Sunday, December 6, 2009

Do Tiger's troubles widen his distance from whites?


I spotted another seemingly ordinary AP story which I think reads very strange, if not racist, if you switch black with white and vice versa. Here it is in photo negative:
Amid all the headlines generated by Tiger Woods' troubles — the puzzling car accident, the suggestions of marital turmoil and multiple mistresses — little attention has been given to the race of the women linked with the world's greatest golfer. Except in the white community.

When three black women were said to be romantically involved with Woods in addition to his dark, African wife, blogs, airwaves and (white) barbershops started humming, and Woods' already tenuous standing among many whites took a beating.

On the nationally syndicated David Duke radio show, Woods was the butt of jokes all week.

"Thankfully, Tiger, you didn't marry a white woman. Because if a white sister caught you running around with a bunch of black hoochie-mamas," one parody suggests in song, she would have castrated him.

"The Grinch's Theme Song" didn't stop there: "The question everyone in America wants to ask you is, how many black women does one white brother waaant?"

As one blogger, Robert Paul Reyes, wrote: "If Tiger Woods had cheated on his black wife with white women, the golfing great's accident would have been barely a blip in the blogosphere."

The darts reflect whites' resistance to interracial romance. They also are a reflection of discomfort with a man who has smashed barriers in one of America's blackest sports and assumed the mantle of the world's most famous athlete, once worn by David Beckham and Larry Bird.

But Woods has declined to identify himself as white, and famously chose the term "Cablinasian" (Caucasian, black, Indian and Asian) to describe the racial mixture he inherited from his European-American father and Thai mother.

This vexed some whites, but it hasn't stopped them from claiming Woods as one of their own. Or from disapproving of his marriage to Shamiqua Jackson, despite whites' historical fight against black racist opponents of mixed marriage.
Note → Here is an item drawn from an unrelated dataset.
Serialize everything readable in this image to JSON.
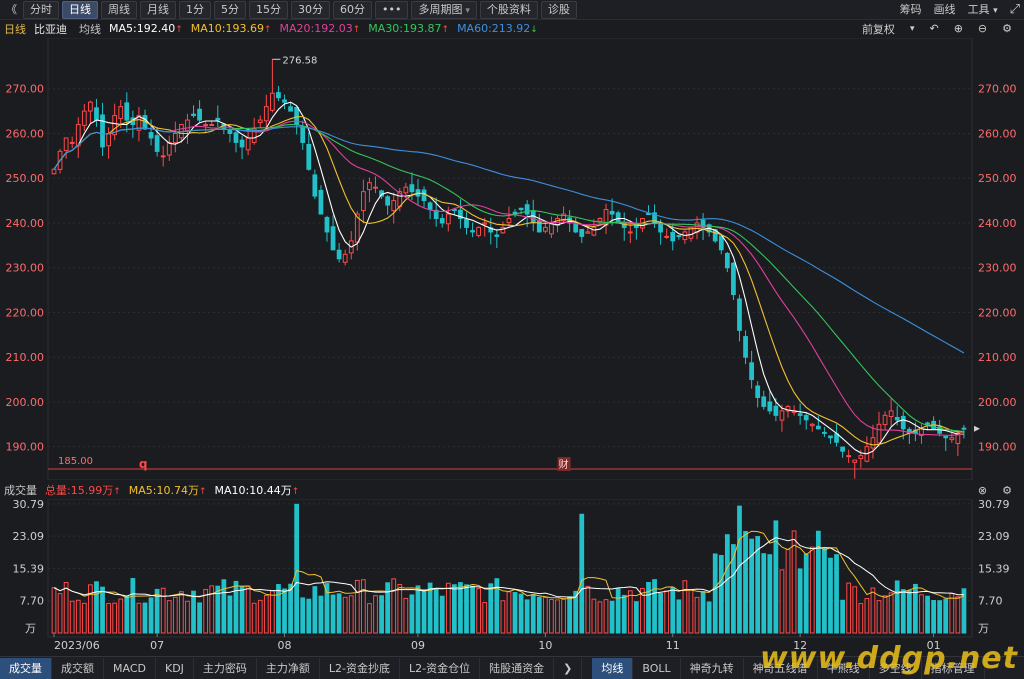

On the one hand, Lilly White doesn't care that Tiger Woods' wife and alleged mistresses are black because Woods is "quote-unquote not really white."

"But at the same time we still see him as a white man with a black woman, and it makes a difference," said Ms. White, a 26-year-old European-American from Elko, Nevada. "There's just this preservation thing we have among one another. We like to see each other with each other."
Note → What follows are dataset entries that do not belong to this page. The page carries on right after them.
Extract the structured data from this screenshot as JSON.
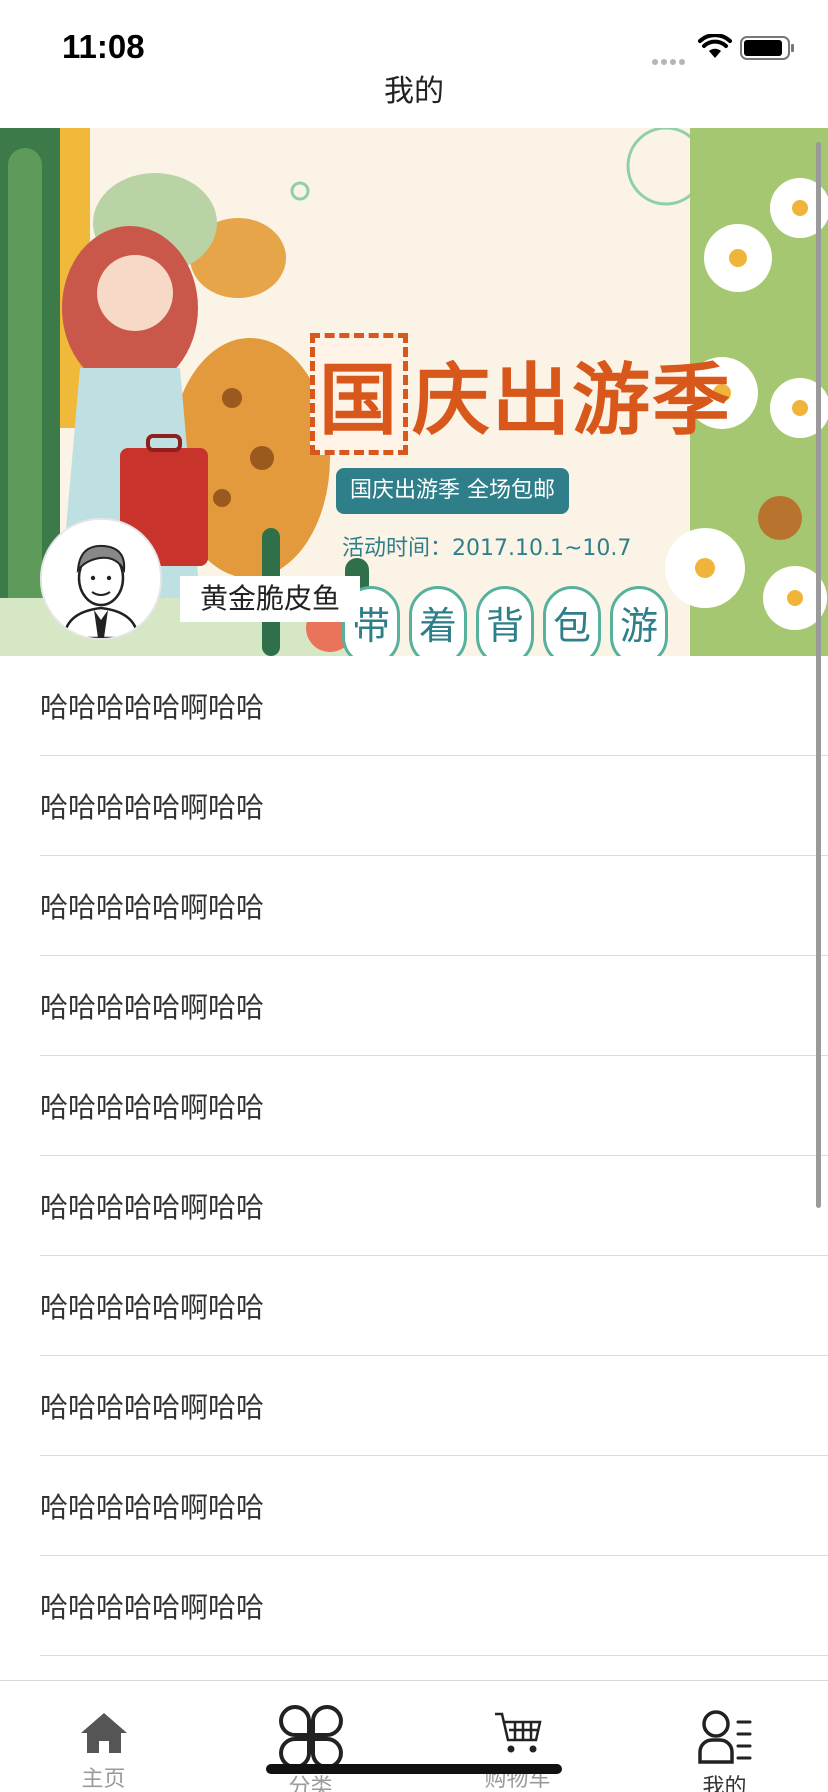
{
  "status_bar": {
    "time": "11:08"
  },
  "nav": {
    "title": "我的"
  },
  "banner": {
    "title_first_char": "国",
    "title_rest": "庆出游季",
    "subtitle": "国庆出游季 全场包邮",
    "date": "活动时间：2017.10.1~10.7",
    "circle_chars": [
      "带",
      "着",
      "背",
      "包",
      "游"
    ]
  },
  "profile": {
    "username": "黄金脆皮鱼"
  },
  "list_items": [
    "哈哈哈哈哈啊哈哈",
    "哈哈哈哈哈啊哈哈",
    "哈哈哈哈哈啊哈哈",
    "哈哈哈哈哈啊哈哈",
    "哈哈哈哈哈啊哈哈",
    "哈哈哈哈哈啊哈哈",
    "哈哈哈哈哈啊哈哈",
    "哈哈哈哈哈啊哈哈",
    "哈哈哈哈哈啊哈哈",
    "哈哈哈哈哈啊哈哈"
  ],
  "tabbar": {
    "tabs": [
      {
        "label": "主页",
        "icon": "home-icon"
      },
      {
        "label": "分类",
        "icon": "category-icon"
      },
      {
        "label": "购物车",
        "icon": "cart-icon"
      },
      {
        "label": "我的",
        "icon": "profile-icon",
        "active": true
      }
    ]
  },
  "colors": {
    "banner_title": "#d8581c",
    "banner_accent": "#2f7f8a",
    "divider": "#dcdcdc",
    "tab_inactive": "#9a9a9a",
    "tab_active": "#333333"
  }
}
White women have long felt slighted by the tendency of famous white men to pair with black women, and many have a list of current transgressors at the ready.

"We've discussed this for years among white women," said Denene Millner, author of several books on white relationships. "Why is it when they get to this level ... they tend to go directly for the nearest Negro?"

This tendency may be more prominent due to a relative lack of interracial marriages among average whites. Although a recent Pew poll showed that 94 percent of whites say it's all right for whites and blacks to date, a study published this year in Sociological Quarterly showed that whites are less likely to actually date outside their race than are other groups.

"There is a call for loyalty that is stronger in some ways than in other racial communities," said the author of the study, George Yancey, a sociology professor at the University of North Texas and author of the book "Just Don't Marry One."

The color of one's companion has long been a major measure of "whiteness" — which is a big reason why the biracial Barack Obama was able to fend off early questions about his white authenticity.

"Had Barack had a black wife, I would have thought twice about voting for him," Lilly White said.

So do Woods' women say something about the intensely private golfer's views on race?

"I would like to say no, but I think it garners a bit of a yes," Lilly White said.

Carmen Van Kerckhove, founder of the race-meets-pop-culture blog Racialicious, said there have been frequent discussions on her site about the fine line between preference and fetish.

"Is there any difference between a black guy with a thing for Negros, and a non-black guy with a thing for blondes?" asked Van Kerckhove, who has a Chinese mother, a Belgian father and a husband born in America to parents from Benin.

She claims that Asians don't fully embrace Woods, either.

"There are two layers of suspicion toward him," Van Kerckhove said. "One toward the apparent pattern in the race of his partners, and the second in the way he sees himself. ... People have been giving him the side-eye for a while."

There's nothing wrong with wanting a mate who shares your culture, as long as it's for the right reasons, the comedienne Sheryl Underwood said after unleashing a withering Woods monologue on David Duke's radio show.

"Would we question when a Jewish person wants to marry other Jewish people?" she said in an interview. "It's not racist. It's not bigotry. It's white pride."

"The issue comes in when you choose something black because you think it's better," Underwood said. "And then you never date a white woman or a woman of color or you never sample the greatness of the international buffet of human beings. If you never do that, we got a problem."